1964 - 1964

Um golpe contra os brasileiros

O golpe militar

O golpe de 1964 foi a maior tragédia da história política brasileira. Instalou uma longa e brutal noite de terror e interrompeu o rico processo democrático que marcou as duas décadas anteriores. Centenas de milhares de pessoas foram presas e dezenas de milhares torturadas. Mais de 400 brasileiros foram mortos pelos órgãos de repressão – e muitos deles figuram como desaparecidos até hoje. Os direitos de expressão, manifestação e organização foram suprimidos. 
 
O golpe investiu também contra os direitos e conquistas dos trabalhadores. Promoveu forte concentração de renda: os ricos ficaram mais ricos, e os pobres mais pobres. Apoiado pelos Estados Unidos, o regime enquadrou o Brasil, o maior e mais populoso país da América Latina, nas diretrizes que vinham de Washington. A soberania nacional foi submetida a poderosos interesses externos.
 
A população, em meio a enormes dificuldades, soube encontrar brechas e abrir caminhos para resistir e reconquistar a democracia. Saiu desse período terrível mais forte, mais madura e mais experiente. A duras penas, aprendeu que a democracia pertence ao povo e não pode ser tutelada por ninguém.
 
Ditadura, nunca mais!

 

1964 - 1964

Uma década de golpes

O golpe militar

O golpe militar de 1º de abril de 1964 interrompeu o processo democrático iniciado pela Constituição de 1946, após a ditadura do Estado Novo (1937-1945). Cessou também, de forma brutal, o mais amplo movimento de ascensão política das classes populares na história do Brasil até então, em torno de reformas sociais, políticas e econômicas. As chamadas Reformas de Base eram apoiadas naquele momento pelo governo do presidente João Goulart, o Jango, do Partido Trabalhista Brasileiro (PTB), e por diversas forças políticas e sociais. Pesquisas da época mostram que essa bandeira contava com o apoio da maioria da população. Foi contra esse projeto soberano de desenvolvimento, com ampliação de direitos e justiça social, que se fez o golpe, origem de 21 anos de ditadura no país.

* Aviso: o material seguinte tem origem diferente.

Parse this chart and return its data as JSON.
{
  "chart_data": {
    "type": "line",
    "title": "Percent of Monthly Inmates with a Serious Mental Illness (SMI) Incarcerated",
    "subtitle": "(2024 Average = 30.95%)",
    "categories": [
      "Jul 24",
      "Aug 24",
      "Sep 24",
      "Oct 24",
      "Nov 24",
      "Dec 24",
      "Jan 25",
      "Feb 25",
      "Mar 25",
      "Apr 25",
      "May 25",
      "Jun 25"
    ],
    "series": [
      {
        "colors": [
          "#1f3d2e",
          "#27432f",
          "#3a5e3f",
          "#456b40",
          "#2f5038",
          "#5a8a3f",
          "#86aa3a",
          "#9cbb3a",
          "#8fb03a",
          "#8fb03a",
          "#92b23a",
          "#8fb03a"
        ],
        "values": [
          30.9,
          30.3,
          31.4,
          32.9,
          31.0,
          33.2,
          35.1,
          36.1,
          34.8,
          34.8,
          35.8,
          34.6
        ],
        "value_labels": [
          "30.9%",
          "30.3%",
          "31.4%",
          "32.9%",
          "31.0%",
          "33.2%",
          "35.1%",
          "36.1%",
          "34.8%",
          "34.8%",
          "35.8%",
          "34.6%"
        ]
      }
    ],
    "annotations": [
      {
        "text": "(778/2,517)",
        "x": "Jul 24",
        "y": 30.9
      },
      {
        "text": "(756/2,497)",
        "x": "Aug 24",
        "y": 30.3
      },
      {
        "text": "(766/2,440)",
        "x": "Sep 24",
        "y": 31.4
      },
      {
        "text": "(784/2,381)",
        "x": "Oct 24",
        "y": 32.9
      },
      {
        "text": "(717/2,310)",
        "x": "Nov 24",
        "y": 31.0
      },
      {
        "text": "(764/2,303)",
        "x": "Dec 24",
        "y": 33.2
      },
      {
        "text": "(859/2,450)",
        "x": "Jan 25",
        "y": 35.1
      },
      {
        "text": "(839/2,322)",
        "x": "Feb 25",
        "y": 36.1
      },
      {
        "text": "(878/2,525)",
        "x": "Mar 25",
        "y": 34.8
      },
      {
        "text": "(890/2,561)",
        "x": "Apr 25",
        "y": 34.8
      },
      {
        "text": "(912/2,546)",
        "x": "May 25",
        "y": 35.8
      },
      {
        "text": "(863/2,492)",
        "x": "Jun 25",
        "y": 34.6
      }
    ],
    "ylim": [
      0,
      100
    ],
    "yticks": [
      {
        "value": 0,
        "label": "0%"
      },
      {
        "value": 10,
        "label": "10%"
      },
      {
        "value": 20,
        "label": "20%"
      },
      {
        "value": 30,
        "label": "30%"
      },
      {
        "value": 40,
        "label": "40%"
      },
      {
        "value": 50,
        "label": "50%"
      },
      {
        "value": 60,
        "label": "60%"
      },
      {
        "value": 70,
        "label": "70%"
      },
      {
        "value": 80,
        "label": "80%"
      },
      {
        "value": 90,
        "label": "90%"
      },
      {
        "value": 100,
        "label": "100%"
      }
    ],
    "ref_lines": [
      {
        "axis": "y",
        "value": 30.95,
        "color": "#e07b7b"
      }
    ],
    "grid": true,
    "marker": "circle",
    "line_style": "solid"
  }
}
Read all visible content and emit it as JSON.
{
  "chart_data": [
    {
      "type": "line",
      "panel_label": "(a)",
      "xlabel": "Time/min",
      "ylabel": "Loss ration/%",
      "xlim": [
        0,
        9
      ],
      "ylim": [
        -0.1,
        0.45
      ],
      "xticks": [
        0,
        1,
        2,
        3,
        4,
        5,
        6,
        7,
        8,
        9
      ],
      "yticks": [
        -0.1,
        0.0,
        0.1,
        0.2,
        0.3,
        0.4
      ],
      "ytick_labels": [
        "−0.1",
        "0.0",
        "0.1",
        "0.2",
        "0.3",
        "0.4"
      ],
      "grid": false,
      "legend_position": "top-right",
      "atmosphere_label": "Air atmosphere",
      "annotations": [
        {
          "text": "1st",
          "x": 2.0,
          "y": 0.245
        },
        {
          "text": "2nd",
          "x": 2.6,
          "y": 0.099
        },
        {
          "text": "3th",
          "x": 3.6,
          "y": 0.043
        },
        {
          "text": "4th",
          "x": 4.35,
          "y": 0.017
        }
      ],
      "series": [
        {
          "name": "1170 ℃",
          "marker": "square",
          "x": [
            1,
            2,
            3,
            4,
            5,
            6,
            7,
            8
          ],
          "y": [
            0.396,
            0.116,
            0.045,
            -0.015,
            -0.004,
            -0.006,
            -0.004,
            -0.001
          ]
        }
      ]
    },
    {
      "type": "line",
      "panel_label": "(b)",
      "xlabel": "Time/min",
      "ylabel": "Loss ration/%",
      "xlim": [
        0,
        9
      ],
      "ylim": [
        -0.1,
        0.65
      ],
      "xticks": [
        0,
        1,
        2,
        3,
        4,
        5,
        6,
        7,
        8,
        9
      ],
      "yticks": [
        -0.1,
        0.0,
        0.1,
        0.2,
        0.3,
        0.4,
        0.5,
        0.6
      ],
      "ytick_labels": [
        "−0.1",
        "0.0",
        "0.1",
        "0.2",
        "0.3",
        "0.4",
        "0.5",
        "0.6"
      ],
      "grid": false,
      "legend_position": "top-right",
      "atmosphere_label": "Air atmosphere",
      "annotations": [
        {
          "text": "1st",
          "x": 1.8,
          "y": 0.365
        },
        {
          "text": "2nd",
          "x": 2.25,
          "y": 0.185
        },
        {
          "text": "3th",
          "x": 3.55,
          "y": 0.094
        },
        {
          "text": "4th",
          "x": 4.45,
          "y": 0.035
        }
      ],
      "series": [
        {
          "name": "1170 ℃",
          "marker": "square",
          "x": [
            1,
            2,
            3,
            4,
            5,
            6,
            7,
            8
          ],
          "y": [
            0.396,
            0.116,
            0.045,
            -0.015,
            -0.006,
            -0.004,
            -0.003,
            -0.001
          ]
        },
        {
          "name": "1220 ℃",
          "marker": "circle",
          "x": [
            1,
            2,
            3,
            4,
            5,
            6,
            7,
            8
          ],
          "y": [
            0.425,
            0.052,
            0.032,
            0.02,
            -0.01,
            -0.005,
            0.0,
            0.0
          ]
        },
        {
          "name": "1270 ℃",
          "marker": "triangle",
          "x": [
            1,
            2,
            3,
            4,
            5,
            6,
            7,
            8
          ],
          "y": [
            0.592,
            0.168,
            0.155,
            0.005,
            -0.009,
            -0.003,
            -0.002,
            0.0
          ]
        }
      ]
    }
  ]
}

As raízes da disputa entre dois projetos de nação remontam ao final da Segunda Guerra Mundial, período em que o Brasil viveu um acelerado processo de urbanização, industrialização e modernização. Desde o segundo governo de Getúlio Vargas (1951-1954) travou-se um debate entre a proposta nacionalista, da presença forte do Estado na economia (que havia levado à criação da Vale, em 1942, e da Petrobras, CSN e Furnas na década de 1950); e o modelo dito “entreguista”, que mantinha o país dependente dos chamados “trustes” internacionais em setores como energia, mineração e transportes.

As tentativas de golpe

A primeira tentativa de golpe contra o progresso do movimento democrático e popular ocorreu, de fato, dez anos antes – na campanha pela deposição de Vargas, liderada pela antiga UDN, pela imprensa entreguista (com destaque para o jornal "O Globo") e por chefes das Forças Armadas. A plena consumação política do golpe de 1954 foi frustrada pelo suicídio de Vargas, que provocou uma comoção nacional. Um ano depois, o setor legalista das Forças Armadas impediu novo golpe, ao garantir a posse do presidente Juscelino Kubitschek (PSD), eleito com apoio do PTB varguista e do clandestino, mas influente, Partido Comunista.

Os anos JK foram marcados pela implantação da indústria automobilística, com forte dinamização da economia no país. Foi um período de otimismo nacional (simbolizado na conquista da Copa do Mundo de Futebol de 1958) e renovação cultural, da qual a Bossa Nova, o Cinema Novo e o teatro engajado do Centro Popular de Cultura (CPC) são os melhores exemplos. Num país dominado pelo latifúndio, trabalhadores da terra se organizaram em sindicatos e nas chamadas Ligas Camponesas para lutar pela reforma agrária, que se transformou em tema central do debate político, acuando os setores mais retrógados das elites brasileiras.

A terceira tentativa de golpe contra as forças populares ocorreu em agosto de 1961, quando o presidente Jânio Quadros renunciou, sete meses após assumir o cargo. Os ministros militares vetaram a posse do vice-presidente, João Goulart, que estava fora do país no momento da renúncia. O governador do Rio Grande do Sul, Leonel Brizola (PTB), comandou então a resistência ao golpe, organizando uma cadeia de emissoras de rádio, a Rede da Legalidade. Brizola conseguiu o apoio do  3° Exército, sediado em Porto Alegre. Pelo Brasil, multidões saíram às ruas exigindo o cumprimento da Constituição e obrigaram os chefes militares golpistas a recuar. Jango tomou posse numa negociação que instaurou o parlamentarismo no país.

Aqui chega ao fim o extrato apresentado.